Lab of Applied Microbiology and Biotechnology - ENdEMIC

The increased industrialization and urbanization since World War II has co-occurred with a marked increase in chronic inflammatory disorders.  The hygiene hypothesis (or microbial deprivation hypothesis) proposes that reduced contact with microorganisms in the first years of life is an important factor in the dysregulation of the education of our immune system and this rise in inflammation. In addition, an increase in air pollution appears to play an important modulatory role in the pathogenesis of these diseases. Pro-inflammatory  capacities of particulate matter and other air pollutants have been shown, but the underlying mechanisms are not well understood.

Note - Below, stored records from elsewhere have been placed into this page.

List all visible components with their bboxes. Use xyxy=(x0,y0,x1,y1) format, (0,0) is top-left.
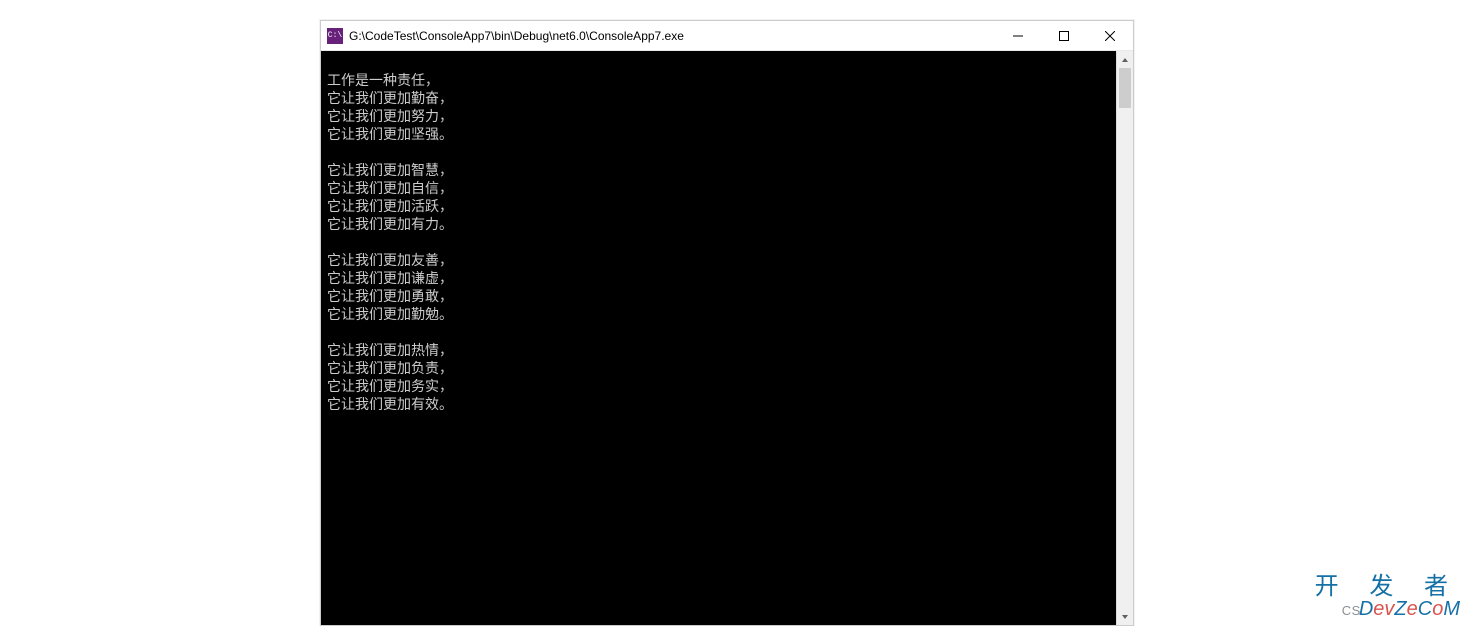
scroll-up-button[interactable] xyxy=(1117,51,1133,68)
wm-c: Z xyxy=(1394,598,1406,620)
maximize-icon xyxy=(1059,31,1069,41)
wm-e: C xyxy=(1418,598,1432,620)
window-title: G:\CodeTest\ConsoleApp7\bin\Debug\net6.0… xyxy=(349,29,995,43)
close-icon xyxy=(1105,31,1115,41)
chevron-up-icon xyxy=(1121,56,1129,64)
wm-d: e xyxy=(1407,598,1418,620)
console-client-area: 工作是一种责任， 它让我们更加勤奋， 它让我们更加努力， 它让我们更加坚强。 它… xyxy=(321,51,1133,625)
wm-f: o xyxy=(1432,598,1443,620)
console-output[interactable]: 工作是一种责任， 它让我们更加勤奋， 它让我们更加努力， 它让我们更加坚强。 它… xyxy=(321,51,1116,625)
wm-b: ev xyxy=(1373,598,1394,620)
maximize-button[interactable] xyxy=(1041,21,1087,51)
page-watermark: 开 发 者 CSDevZeCoM xyxy=(1315,575,1460,619)
vertical-scrollbar[interactable] xyxy=(1116,51,1133,625)
app-icon: C:\ xyxy=(327,28,343,44)
scroll-down-button[interactable] xyxy=(1117,608,1133,625)
wm-a: D xyxy=(1359,598,1373,620)
close-button[interactable] xyxy=(1087,21,1133,51)
minimize-icon xyxy=(1013,31,1023,41)
watermark-chinese: 开 发 者 xyxy=(1315,575,1460,599)
scroll-track[interactable] xyxy=(1117,68,1133,608)
window-controls xyxy=(995,21,1133,50)
wm-g: M xyxy=(1443,598,1460,620)
console-window: C:\ G:\CodeTest\ConsoleApp7\bin\Debug\ne… xyxy=(320,20,1134,626)
watermark-brand: CSDevZeCoM xyxy=(1315,599,1460,619)
titlebar[interactable]: C:\ G:\CodeTest\ConsoleApp7\bin\Debug\ne… xyxy=(321,21,1133,51)
scroll-thumb[interactable] xyxy=(1119,68,1131,108)
chevron-down-icon xyxy=(1121,613,1129,621)
minimize-button[interactable] xyxy=(995,21,1041,51)
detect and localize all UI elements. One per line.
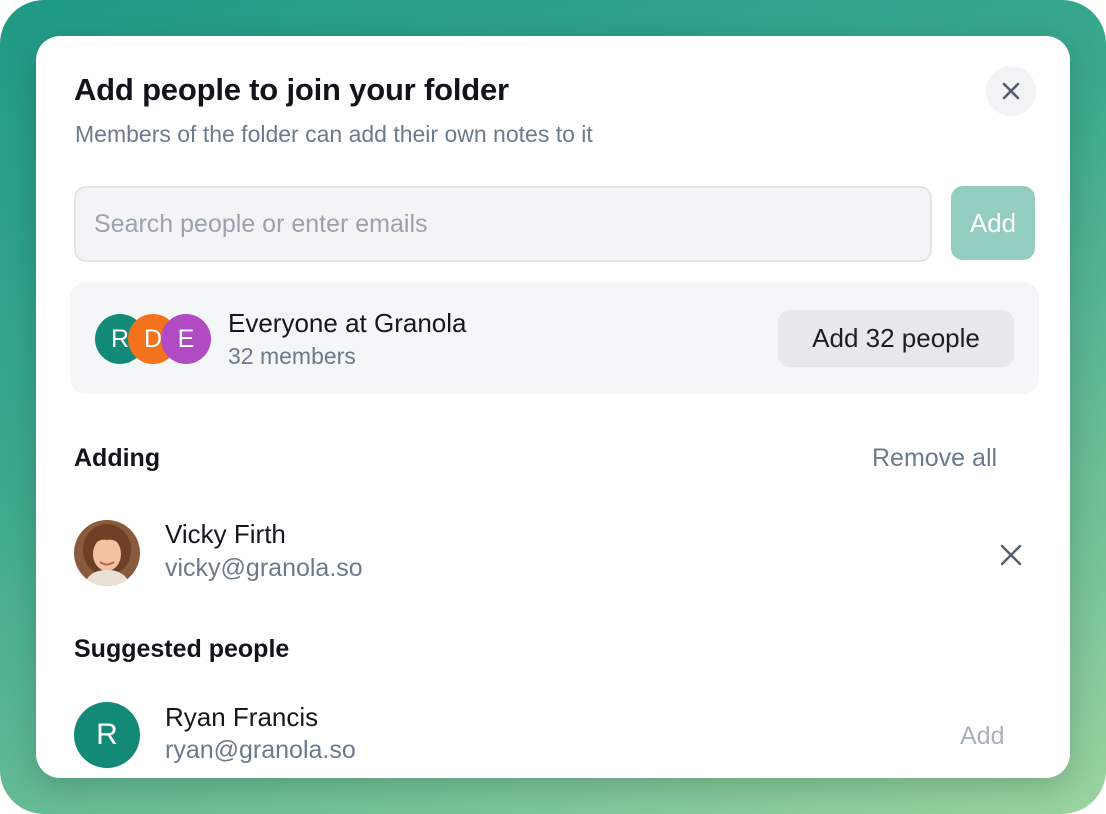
add-people-dialog: Add people to join your folder Members o…: [36, 36, 1070, 778]
adding-heading: Adding: [74, 444, 161, 472]
person-email: vicky@granola.so: [165, 554, 363, 582]
remove-all-button[interactable]: Remove all: [872, 444, 997, 473]
suggested-heading: Suggested people: [74, 635, 290, 663]
dialog-title: Add people to join your folder: [74, 72, 509, 107]
group-name: Everyone at Granola: [228, 308, 467, 338]
person-name: Vicky Firth: [165, 519, 286, 549]
remove-person-button[interactable]: [994, 538, 1028, 572]
dialog-subtitle: Members of the folder can add their own …: [75, 121, 593, 147]
avatar: [74, 520, 140, 586]
avatar: R: [74, 702, 140, 768]
add-group-button[interactable]: Add 32 people: [778, 310, 1014, 367]
app-background: Add people to join your folder Members o…: [0, 0, 1106, 814]
person-email: ryan@granola.so: [165, 736, 356, 764]
close-icon: [1000, 544, 1022, 566]
avatar: E: [161, 314, 211, 364]
group-member-count: 32 members: [228, 343, 356, 369]
search-input[interactable]: [74, 186, 932, 262]
group-card: R D E Everyone at Granola 32 members Add…: [70, 282, 1039, 394]
add-button[interactable]: Add: [951, 186, 1035, 260]
close-icon: [1002, 82, 1020, 100]
person-name: Ryan Francis: [165, 702, 319, 732]
add-person-button[interactable]: Add: [960, 722, 1004, 751]
close-button[interactable]: [986, 66, 1036, 116]
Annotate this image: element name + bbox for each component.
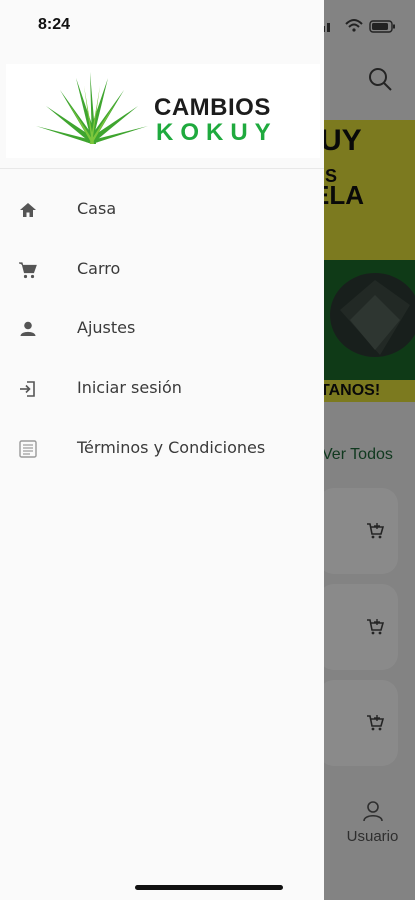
menu-item-terminos[interactable]: Términos y Condiciones bbox=[0, 423, 324, 475]
home-icon bbox=[20, 203, 36, 217]
menu-item-label: Iniciar sesión bbox=[77, 378, 182, 397]
menu-item-casa[interactable]: Casa bbox=[0, 184, 324, 236]
menu-item-label: Ajustes bbox=[77, 318, 136, 337]
menu-item-label: Carro bbox=[77, 259, 121, 278]
brand-logo: CAMBIOS KOKUY bbox=[6, 64, 320, 158]
status-bar-icons bbox=[322, 19, 395, 33]
menu-item-carro[interactable]: Carro bbox=[0, 244, 324, 296]
menu-item-ajustes[interactable]: Ajustes bbox=[0, 303, 324, 355]
home-indicator[interactable] bbox=[135, 885, 283, 890]
login-icon bbox=[20, 381, 35, 397]
document-icon bbox=[19, 440, 37, 458]
menu-item-iniciar-sesion[interactable]: Iniciar sesión bbox=[0, 363, 324, 415]
status-time: 8:24 bbox=[38, 16, 71, 33]
menu-item-label: Términos y Condiciones bbox=[77, 438, 266, 457]
menu-item-label: Casa bbox=[77, 199, 117, 218]
cart-icon bbox=[19, 262, 37, 279]
brand-name-line2: KOKUY bbox=[156, 119, 278, 146]
agave-logo-icon bbox=[36, 72, 148, 144]
person-icon bbox=[20, 321, 36, 336]
drawer-divider bbox=[0, 168, 324, 169]
brand-name-line1: CAMBIOS bbox=[154, 94, 271, 121]
navigation-drawer: 8:24 CAMBIOS KOKUY Casa Carro Ajustes In… bbox=[0, 0, 324, 900]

The research team of Sarah Lebeer aims to gain more insights in the modulatory role of environmental microbes and air pollution on human health, by the application of molecular microbiological and immunological techniques. Hereto, the research is currently focusing on three major research themes:

• A first major topic focuses on the immunomodulatory capacity, anti-pathogenic action and other beneficial capacities of lactobacilli, present in fermented foods, pharmaceutical supplements, human gastro-intestinal tract, vagina and nasopharyngeal capacity. Hereby, special attention goes to the cell surface molecules of lactobacilli (proteins, lipoteichoic acid, polysaccharides, glycoproteins, pili, etc.) and their interaction with immune receptors.
• A second topic investigates environmental microbes present in the air and on plants (phyllosphere bacteria) in relation to air pollution and the hygiene hypothesis. Hereby, special attention goes to the development of molecular methods to monitor the diversity and activity of these microbes (bioremediation, immunomodulation, etc.).
• A third topic focuses on the monitoring of microbial endotoxins (such as lipopolysaccharides) in relation to air pollution. Hereby, special attention goes to the development of specific bioassays (e.g. in cell lines).

The Biodiversity hypothesis states that contact with natural environments enriches the human microbiome, promotes immune balance and protects from allergy and inflammatory disorders. This is especially relevant in urban settings, where contact with natural microbial communities is diminished and chronic diseases are on the rise. 

The team of Prof. dr. ir. Irina Spacova investigates beneficial microorganisms found at the interface between the human body and the environment, especially in the respiratory tract and on the skin, and how these microorganisms can benefit human health. An important bioscience engineering goal is to develop sustainable microbiome-based solutions for urban health challenges.

• The first research line focuses on investigating how contact with nature can enrich our own microbial communities and promote physical and mental health, for example at school playgrounds and in healthcare settings. The research focus is predominantly on environmental-human microbiome transfer and improvement of human clinical stress and inflammatory biomarkers.
• The second research line investigates how the microbial communities inhabiting our respiratory tract can help us fight respiratory viral infections. Clinical samples are collected in different populations, including cystic fibrosis patients. Afterwards, direct interactions between respiratory bacteria and viruses, and the immunostimulatory role of respiratory microbial communities, are explored in the laboratory.

In both lines of research, clinical studies (in collaboration with expert clinicians) are combined with experimental laboratory assays. For example, dedicated in vitro assays are developed and implemented to map the molecular immunological interactions between microorganisms and human cells, and to assess antiviral activity of bacterial isolates. The overall aim is to identify microorganisms that can benefit our health and protect us from infectious and chronic diseases in urban settings.